Siz bir şey söylediniz mi?

Uzmanlık alanımın dışında hazırlık yapmadan konuşamam. Politikacıların da hazırlık yapmadan konuşmasından çok rahatsız olurum. Süleyman Demirel ‘konuşan Türkiye’ sloganını başlatmıştı ya, Türkiye’de de herkes her şeyi konuşuyor. Geçenlerde aileden sorumlu bakanımız “Eşcinsellik bir hastalıktır” demiş. Fikri olmadan konuşanlar da yanlış şeyler söylüyor. Yetkili kişilerin böyle pat diye hazırlıksız konuşmalarını bir tek Türklerde ve bir de Sarkozy’de görüyorum. Orada burada konuşuyor. Amerika Devlet Başkanı’nı merdivenden inerken ya da arabaya binerken konuştuğunu gördünüz mü? Daima bir kürsü vardır ve orada konuşur. Sorulara cevap verir. Herkes bizde bol keseden sallıyor. İçinden çıkılmaz hale geliyor.

Karşıt görüşler söylenmedi mi?

Öyle konuşanlar da oldu. Mesela Arif Sağ “Tekel işçilerinin çadırlarının kalkması lazım. Buradan çıkınca doğruca oraya gidin ve o çadırı kaldırın” dedi. Bir arkadaş da “Ben size oy vermem ama Ahmet Kaya ve Nazım Hikmet için yaptıklarınızdan dolayı kutluyorum sizi” dedi. Değişik konuşmalar oldu.

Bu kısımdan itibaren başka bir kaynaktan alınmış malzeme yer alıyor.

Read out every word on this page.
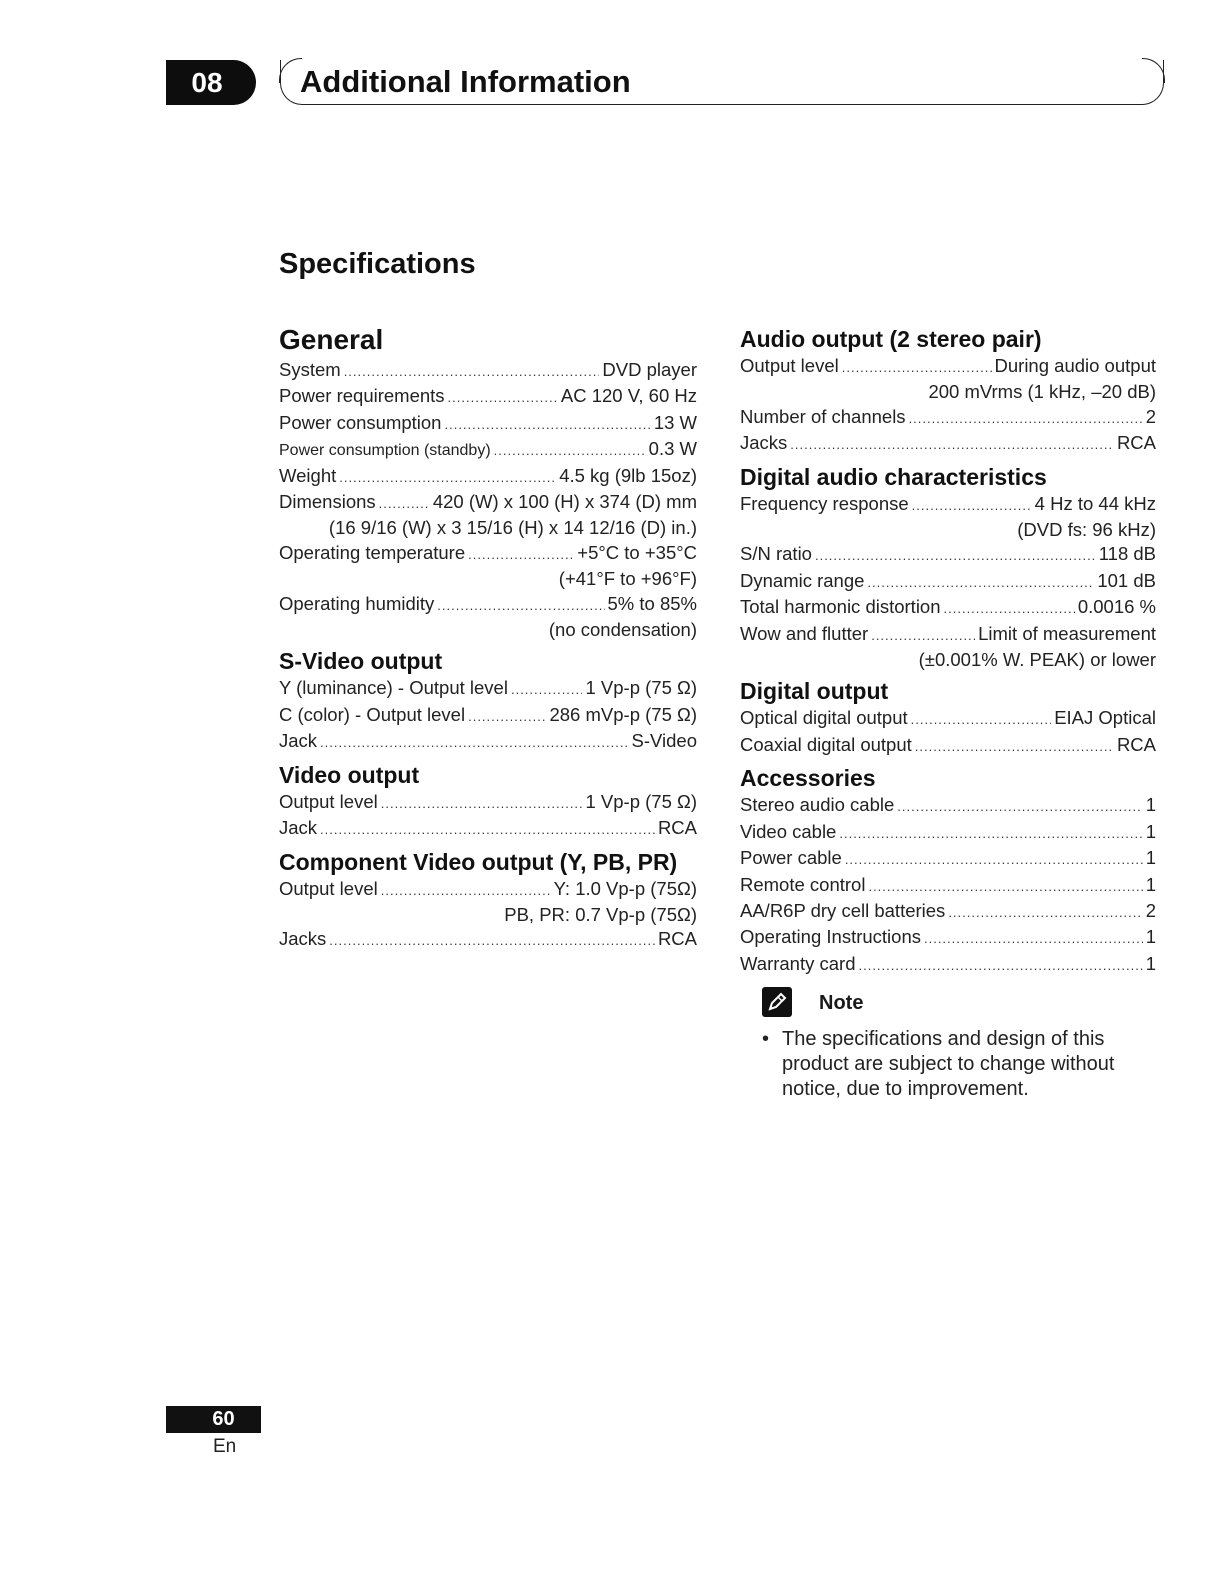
08	Additional Information
Specifications
General
System .....	DVD player
Power requirements .....	AC 120 V, 60 Hz
Power consumption .....	13 W
Power consumption (standby) .....	0.3 W
Weight .....	4.5 kg (9lb 15oz)
Dimensions .....	420 (W) x 100 (H) x 374 (D) mm
(16 9/16 (W) x 3 15/16 (H) x 14 12/16 (D) in.)
Operating temperature .....	+5°C to +35°C
(+41°F to +96°F)
Operating humidity .....	5% to 85%
(no condensation)
S-Video output
Y (luminance) - Output level .....	1 Vp-p (75 Ω)
C (color) - Output level .....	286 mVp-p (75 Ω)
Jack .....	S-Video
Video output
Output level .....	1 Vp-p (75 Ω)
Jack .....	RCA
Component Video output (Y, PB, PR)
Output level .....	Y: 1.0 Vp-p (75Ω)
PB, PR: 0.7 Vp-p (75Ω)
Jacks .....	RCA
Audio output (2 stereo pair)
Output level .....	During audio output
200 mVrms (1 kHz, –20 dB)
Number of channels .....	2
Jacks .....	RCA
Digital audio characteristics
Frequency response .....	4 Hz to 44 kHz
(DVD fs: 96 kHz)
S/N ratio .....	118 dB
Dynamic range .....	101 dB
Total harmonic distortion .....	0.0016 %
Wow and flutter .....	Limit of measurement
(±0.001% W. PEAK) or lower
Digital output
Optical digital output .....	EIAJ Optical
Coaxial digital output .....	RCA
Accessories
Stereo audio cable .....	1
Video cable .....	1
Power cable .....	1
Remote control .....	1
AA/R6P dry cell batteries .....	2
Operating Instructions .....	1
Warranty card .....	1
Note
• The specifications and design of this product are subject to change without notice, due to improvement.
60
En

Davet edilip de gitmeyen bazı sanatçıların gidenleri eleştirmesine ne diyorsunuz?

Bir kere medeni insanlarız. Her şeyden önce bizim için önemli olan bu ülkenin birliği ve beraberliğidir. Ben gitmem! Çok ayıp. Beni kim davet etse uygunsam giderim, dinlerim. Bu bir vatandaş da olabilir, herhangi bir partinin lideri de. Hiç ayırt etmem.